Other uncirculated versions of the coin were also released for collectors and they can be seen below:

  • There were also commemorative coins issued in the 1973 EEC Entry and 2020 Withdrawal from the European Union UK 50p Two-Coin Set.
  • Additionally, there were Proof coins issued in The Coinage of Great Britain & Northern Ireland 1973 set that included 6 coins including the Fifty Pence EEC.
  • There was also an unknown amount of Silver Proof Piedfort FDC coins issued.
  • In addition to the coins released into circulation as the 1973 EEC 50p, there were also two other 50p coins released to mark Britain joining the EU. One was released in 1998, and the other in the early 90s.

1973 EEC 50p coin Design

Obverse

The Obverse features the Queen’s portrait by Arnold Machin.
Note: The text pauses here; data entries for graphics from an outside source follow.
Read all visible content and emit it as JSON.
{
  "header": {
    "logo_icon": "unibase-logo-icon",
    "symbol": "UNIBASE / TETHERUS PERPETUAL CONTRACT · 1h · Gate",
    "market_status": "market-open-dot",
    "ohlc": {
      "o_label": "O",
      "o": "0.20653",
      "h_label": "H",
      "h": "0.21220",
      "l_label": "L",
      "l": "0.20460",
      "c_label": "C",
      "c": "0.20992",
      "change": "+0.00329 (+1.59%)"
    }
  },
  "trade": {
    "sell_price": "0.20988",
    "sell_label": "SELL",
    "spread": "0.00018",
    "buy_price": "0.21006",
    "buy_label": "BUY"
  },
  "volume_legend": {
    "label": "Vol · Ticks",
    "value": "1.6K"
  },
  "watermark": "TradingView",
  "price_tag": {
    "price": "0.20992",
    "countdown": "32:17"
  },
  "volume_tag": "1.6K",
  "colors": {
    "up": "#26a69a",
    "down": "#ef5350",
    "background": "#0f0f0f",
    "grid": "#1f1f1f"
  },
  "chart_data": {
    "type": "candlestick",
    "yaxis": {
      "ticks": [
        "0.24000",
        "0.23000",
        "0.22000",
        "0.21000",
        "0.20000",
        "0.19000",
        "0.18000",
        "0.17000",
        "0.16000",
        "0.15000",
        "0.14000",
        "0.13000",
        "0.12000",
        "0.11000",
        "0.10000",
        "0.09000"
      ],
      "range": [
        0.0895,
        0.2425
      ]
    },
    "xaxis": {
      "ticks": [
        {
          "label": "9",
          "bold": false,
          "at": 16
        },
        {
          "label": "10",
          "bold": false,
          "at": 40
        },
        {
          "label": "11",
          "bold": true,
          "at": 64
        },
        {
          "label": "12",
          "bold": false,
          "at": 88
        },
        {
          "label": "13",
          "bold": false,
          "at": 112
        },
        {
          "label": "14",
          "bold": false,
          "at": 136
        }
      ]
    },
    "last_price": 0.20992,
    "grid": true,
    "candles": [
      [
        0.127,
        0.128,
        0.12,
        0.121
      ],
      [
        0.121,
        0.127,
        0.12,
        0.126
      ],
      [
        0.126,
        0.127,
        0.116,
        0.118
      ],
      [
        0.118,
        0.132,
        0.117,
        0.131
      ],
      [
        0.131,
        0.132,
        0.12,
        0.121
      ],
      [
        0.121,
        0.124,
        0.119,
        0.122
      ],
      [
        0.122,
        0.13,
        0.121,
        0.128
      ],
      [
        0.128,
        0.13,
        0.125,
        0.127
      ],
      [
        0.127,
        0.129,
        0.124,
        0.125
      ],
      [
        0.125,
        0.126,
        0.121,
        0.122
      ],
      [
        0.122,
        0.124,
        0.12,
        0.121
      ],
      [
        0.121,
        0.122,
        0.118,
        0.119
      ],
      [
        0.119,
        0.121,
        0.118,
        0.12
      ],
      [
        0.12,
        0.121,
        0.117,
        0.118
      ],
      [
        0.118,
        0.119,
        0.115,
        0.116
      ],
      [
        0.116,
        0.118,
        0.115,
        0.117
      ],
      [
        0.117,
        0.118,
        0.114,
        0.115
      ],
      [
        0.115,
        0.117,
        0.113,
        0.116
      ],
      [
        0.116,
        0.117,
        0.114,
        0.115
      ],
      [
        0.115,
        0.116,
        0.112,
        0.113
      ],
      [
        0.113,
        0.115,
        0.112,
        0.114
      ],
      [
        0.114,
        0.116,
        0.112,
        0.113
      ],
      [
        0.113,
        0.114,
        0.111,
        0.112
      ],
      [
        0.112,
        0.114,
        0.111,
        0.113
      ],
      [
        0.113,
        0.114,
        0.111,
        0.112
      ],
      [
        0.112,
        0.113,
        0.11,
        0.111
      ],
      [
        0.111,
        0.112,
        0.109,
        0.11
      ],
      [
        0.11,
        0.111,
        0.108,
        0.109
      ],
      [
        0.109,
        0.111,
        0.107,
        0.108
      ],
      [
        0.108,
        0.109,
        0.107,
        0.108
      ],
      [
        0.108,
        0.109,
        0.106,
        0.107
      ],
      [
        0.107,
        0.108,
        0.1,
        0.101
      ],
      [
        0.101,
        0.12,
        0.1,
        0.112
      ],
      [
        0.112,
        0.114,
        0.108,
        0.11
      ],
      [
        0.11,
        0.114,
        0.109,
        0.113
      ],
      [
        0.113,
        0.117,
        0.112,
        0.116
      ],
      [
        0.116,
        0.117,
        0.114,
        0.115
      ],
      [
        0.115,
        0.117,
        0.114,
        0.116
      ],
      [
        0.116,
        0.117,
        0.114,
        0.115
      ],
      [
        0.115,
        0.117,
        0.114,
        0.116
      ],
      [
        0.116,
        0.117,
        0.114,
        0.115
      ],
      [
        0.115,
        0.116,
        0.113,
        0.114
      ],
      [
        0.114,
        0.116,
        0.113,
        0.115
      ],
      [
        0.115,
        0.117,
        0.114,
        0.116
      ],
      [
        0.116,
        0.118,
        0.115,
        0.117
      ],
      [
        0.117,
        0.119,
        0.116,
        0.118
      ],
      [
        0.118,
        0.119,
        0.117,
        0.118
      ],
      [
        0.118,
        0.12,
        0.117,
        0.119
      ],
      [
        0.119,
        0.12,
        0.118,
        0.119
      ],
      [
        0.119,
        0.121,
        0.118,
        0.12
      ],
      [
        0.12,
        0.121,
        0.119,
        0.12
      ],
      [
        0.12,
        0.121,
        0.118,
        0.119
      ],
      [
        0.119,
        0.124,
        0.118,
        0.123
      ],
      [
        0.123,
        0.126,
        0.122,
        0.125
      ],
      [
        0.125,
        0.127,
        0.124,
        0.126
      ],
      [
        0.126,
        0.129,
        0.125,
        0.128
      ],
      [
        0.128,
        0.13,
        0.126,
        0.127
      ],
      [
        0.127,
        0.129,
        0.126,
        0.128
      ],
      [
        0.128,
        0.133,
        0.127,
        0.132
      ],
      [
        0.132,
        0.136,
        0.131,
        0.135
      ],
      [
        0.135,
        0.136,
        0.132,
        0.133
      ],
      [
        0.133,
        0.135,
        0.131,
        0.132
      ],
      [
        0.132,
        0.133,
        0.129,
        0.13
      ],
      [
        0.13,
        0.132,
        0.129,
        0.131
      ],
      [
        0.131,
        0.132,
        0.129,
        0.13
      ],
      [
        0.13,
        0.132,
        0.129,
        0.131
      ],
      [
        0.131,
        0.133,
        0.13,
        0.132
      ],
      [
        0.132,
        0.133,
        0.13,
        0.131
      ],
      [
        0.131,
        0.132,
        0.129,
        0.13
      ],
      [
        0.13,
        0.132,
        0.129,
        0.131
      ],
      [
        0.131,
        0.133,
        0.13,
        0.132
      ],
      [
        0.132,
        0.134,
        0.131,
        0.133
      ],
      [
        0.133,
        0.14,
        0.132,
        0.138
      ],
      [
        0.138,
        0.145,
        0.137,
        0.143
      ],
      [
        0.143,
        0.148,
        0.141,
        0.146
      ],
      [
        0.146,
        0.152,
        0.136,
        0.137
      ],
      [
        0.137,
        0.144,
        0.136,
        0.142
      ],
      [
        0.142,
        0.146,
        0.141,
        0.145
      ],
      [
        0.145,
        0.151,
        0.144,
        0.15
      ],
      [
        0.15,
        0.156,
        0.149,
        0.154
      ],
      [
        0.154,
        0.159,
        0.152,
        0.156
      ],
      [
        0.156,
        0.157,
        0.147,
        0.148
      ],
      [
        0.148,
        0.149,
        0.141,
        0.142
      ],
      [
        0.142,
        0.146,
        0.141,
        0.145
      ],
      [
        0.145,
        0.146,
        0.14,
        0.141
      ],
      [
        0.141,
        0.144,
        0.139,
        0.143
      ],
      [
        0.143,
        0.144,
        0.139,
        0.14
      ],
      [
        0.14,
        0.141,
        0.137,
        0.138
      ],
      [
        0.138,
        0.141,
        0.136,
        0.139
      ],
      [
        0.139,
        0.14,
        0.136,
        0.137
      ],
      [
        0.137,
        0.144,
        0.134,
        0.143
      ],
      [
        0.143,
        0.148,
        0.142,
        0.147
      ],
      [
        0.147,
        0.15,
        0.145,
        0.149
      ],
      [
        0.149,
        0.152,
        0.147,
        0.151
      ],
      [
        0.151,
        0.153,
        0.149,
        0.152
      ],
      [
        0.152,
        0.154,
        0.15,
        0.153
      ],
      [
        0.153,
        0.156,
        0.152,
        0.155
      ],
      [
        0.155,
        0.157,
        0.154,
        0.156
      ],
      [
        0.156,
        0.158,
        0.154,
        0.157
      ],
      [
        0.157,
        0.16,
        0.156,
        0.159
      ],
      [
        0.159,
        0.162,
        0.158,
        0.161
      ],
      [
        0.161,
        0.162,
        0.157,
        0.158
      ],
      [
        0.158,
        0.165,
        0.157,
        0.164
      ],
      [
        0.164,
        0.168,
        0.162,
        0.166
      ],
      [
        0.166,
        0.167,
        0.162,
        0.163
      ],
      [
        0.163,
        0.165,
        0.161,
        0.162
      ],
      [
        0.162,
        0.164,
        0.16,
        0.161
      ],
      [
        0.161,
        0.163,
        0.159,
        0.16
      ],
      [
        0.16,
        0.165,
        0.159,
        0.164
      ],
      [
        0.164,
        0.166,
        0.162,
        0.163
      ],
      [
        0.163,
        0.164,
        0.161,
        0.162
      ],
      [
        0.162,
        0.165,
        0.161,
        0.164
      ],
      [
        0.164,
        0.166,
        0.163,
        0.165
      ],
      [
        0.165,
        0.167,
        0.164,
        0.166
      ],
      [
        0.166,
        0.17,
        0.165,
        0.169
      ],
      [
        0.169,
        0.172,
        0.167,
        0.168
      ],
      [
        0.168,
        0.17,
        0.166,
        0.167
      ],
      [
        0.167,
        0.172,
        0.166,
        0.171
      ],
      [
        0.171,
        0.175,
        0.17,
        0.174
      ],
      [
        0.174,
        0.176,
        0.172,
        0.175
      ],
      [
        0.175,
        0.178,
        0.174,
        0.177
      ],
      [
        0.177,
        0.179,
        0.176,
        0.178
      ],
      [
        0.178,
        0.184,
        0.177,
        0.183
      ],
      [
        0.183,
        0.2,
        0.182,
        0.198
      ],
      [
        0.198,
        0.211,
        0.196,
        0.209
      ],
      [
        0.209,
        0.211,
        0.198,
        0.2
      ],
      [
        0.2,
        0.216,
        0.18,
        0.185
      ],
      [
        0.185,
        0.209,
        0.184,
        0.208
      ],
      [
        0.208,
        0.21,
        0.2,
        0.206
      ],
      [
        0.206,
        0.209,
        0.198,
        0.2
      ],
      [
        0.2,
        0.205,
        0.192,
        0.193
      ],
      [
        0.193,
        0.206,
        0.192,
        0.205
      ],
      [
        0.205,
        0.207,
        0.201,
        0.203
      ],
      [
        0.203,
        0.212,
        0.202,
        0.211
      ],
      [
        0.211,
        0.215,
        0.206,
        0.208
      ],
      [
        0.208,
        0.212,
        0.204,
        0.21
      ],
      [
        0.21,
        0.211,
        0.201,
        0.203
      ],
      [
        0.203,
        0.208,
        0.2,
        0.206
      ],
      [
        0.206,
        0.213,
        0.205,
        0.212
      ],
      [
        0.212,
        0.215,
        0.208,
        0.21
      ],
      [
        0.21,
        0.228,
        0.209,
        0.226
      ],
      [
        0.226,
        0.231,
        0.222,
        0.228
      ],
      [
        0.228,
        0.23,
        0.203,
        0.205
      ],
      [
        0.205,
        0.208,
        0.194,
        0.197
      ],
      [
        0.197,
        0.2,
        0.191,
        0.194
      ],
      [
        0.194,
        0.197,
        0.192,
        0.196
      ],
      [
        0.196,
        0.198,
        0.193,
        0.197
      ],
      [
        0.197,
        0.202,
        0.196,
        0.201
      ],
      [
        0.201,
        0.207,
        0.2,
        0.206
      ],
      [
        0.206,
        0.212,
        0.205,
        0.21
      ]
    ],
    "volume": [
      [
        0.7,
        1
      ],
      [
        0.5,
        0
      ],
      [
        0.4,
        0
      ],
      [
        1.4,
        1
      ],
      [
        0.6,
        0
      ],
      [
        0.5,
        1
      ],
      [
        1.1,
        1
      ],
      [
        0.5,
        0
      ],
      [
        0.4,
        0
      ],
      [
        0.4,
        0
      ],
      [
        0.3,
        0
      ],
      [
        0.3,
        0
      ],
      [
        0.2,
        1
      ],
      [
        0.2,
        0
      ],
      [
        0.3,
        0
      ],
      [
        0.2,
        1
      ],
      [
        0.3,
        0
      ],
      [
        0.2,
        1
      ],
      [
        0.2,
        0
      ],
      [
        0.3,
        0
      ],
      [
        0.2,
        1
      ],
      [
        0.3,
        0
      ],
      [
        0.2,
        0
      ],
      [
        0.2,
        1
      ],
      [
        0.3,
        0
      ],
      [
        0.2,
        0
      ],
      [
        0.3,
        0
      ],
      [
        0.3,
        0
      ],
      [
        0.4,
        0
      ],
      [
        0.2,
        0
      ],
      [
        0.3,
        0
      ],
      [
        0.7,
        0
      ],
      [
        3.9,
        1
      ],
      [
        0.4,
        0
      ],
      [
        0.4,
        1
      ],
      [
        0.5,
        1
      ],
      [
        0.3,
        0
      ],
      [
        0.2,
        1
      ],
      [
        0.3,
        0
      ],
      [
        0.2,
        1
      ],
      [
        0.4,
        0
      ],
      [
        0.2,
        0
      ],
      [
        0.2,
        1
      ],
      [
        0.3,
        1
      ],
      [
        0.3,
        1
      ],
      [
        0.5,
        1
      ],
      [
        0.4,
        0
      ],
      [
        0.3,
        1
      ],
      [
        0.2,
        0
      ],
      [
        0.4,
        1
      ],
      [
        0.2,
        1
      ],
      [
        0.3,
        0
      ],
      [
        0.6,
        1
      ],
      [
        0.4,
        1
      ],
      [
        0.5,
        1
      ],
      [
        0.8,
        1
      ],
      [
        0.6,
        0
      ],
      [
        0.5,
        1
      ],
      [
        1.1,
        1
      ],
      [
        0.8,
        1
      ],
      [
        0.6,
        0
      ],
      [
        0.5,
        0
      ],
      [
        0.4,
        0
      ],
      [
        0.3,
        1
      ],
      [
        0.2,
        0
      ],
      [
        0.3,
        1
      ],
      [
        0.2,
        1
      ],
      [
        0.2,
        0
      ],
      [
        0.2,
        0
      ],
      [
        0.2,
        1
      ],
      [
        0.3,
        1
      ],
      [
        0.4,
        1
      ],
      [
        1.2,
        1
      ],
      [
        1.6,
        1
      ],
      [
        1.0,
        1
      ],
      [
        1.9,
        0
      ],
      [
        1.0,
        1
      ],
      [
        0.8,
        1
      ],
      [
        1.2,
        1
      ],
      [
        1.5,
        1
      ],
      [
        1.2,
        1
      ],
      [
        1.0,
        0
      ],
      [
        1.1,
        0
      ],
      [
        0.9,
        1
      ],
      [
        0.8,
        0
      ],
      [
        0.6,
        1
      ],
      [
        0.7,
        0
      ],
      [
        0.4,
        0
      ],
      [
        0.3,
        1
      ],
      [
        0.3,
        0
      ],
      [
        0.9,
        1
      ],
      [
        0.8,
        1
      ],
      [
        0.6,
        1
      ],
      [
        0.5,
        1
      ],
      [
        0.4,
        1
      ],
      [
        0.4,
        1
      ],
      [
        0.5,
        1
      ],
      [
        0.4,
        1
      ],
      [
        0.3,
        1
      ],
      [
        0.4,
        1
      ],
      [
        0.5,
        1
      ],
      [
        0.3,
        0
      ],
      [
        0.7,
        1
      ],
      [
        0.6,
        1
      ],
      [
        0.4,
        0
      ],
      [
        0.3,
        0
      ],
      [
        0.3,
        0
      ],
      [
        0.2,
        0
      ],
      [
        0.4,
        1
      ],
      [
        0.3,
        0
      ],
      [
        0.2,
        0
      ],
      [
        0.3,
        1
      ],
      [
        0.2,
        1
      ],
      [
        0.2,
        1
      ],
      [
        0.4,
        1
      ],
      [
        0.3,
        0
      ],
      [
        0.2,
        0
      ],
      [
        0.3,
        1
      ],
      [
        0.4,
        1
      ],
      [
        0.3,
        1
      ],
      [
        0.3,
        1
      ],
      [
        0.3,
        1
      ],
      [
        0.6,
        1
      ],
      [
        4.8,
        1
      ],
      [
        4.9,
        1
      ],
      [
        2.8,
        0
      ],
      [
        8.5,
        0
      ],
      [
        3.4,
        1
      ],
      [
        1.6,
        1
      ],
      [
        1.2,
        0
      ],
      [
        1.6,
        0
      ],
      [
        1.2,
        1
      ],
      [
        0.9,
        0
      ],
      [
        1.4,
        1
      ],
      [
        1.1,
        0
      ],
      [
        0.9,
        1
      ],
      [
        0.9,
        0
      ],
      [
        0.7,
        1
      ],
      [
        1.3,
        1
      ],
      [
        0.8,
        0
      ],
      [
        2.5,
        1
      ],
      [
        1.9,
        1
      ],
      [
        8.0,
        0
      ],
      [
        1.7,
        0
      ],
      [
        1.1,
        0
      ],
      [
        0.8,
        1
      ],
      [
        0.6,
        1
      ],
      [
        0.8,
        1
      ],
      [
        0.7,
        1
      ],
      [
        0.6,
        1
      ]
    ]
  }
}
She wears the “Girls of Great Britain and Ireland” Tiara. The Tiara was a wedding gift from Queen Mary in 1947. Queen Mary was Her Majesty’s grandmother. This is the same Tiara she is wearing in the Ian Rank-Broadley portrait. This image was used until 1984.

She is facing right, crowned and draped as a young bust. This image is sometimes referred to as the Second Portrait. Around her is the monarch’s legend: ELIZABETH II D G REG F D, which is Latin meaning Elizabeth the Second, by the Grace of God, Queen, Defender of the Faith.

ELIZABETH II is curved along the outer rim on her right. The rest of the legend is curved on the left-hand side of her portrait along the outer rim.

Reverse

The reverse of the EEC 50p shows a ring of 9 hands joined together.

This represents the 9 countries that were part of the European Community in 1973 after Denmark, Ireland and the United Kingdom joned.

1973 EEC 50p Coin
1973 EEC 50p Coin Design – Credit

The design was the creation of David Wynee, a sculptor whose work we will take a look at later in the article.

This design is also known as the ’50p with hands’ and the ‘ring of hands 50p’ due to the iconic design.

David Wynne Coin Designer

David Wynne was a British sculptor who focused on animals, figures, and portraits. One of his famous sculptures is one he did of The Beatles in 1964. He also introduced the Fab Four to the Maharishi Mahesh Yogi who influenced a lot of the band’s songs and philosophic thinking. Wynne also did a sculpture of the Maharishi Mahesh Yogi.

Wynne received the Most Excellent Order of the British Empire OBE award in 1994.

The EEC 50p coin design was the only reverse side of a coin he created. He had originally considered using a ring of 10 hands as opposed to the final design including 9 hands.

From the time he began crafting his design to the official minting of the coin, the expected number of members was reduced from ten to nine with the withdrawal of Norway.

He used models of hands of his own, his wife, and one of his sons. He also used a craftsman who assisted in his studio and the hands of a girl who helped look after his children.

The hand that was omitted was one of the girl’s hands. But, her other hand remained in the final 9-hand version and seems to stand out as being more delicate. However, he did not intend on any of the individual hands to represent a specific member of the Community.

What does the 1973 EEC 50p coin represent?

On January 1, 1973, Britain officially joined the European Economic Community, EEC. This was a result of a vote that took place months earlier, in July. Parliament voted 301-284 in favour of joining the EEC.

Two years later, Britain decided to ratify its membership in a referendum. The UK voted 67% to 32% to remain in the common market. In 2016, this referendum was reversed with the UK voting 52-48 to leave in what became known as Brexit.

In 1973, joining the EEC was a reason to celebrate. So much so that The Royal Mint issued this special 50p coin to celebrate the UK’s accession to the European Economic Community. After years of debate, Britain finally successfully joined the European Economic Community, EEC, in 1973.

The 9 hands on the coin symbolize the nine members of the Community, clasping one another in a mutual gesture of trust, assistance, and friendship. The members include the UK, Denmark, and Ireland joining the six founding members of the EEC. Ireland and Denmark also joined the EEC in 1973.

Other 50p coins relating to the European Union include the 1992 Single Market 50p, as well as the infamous Brexit 50p.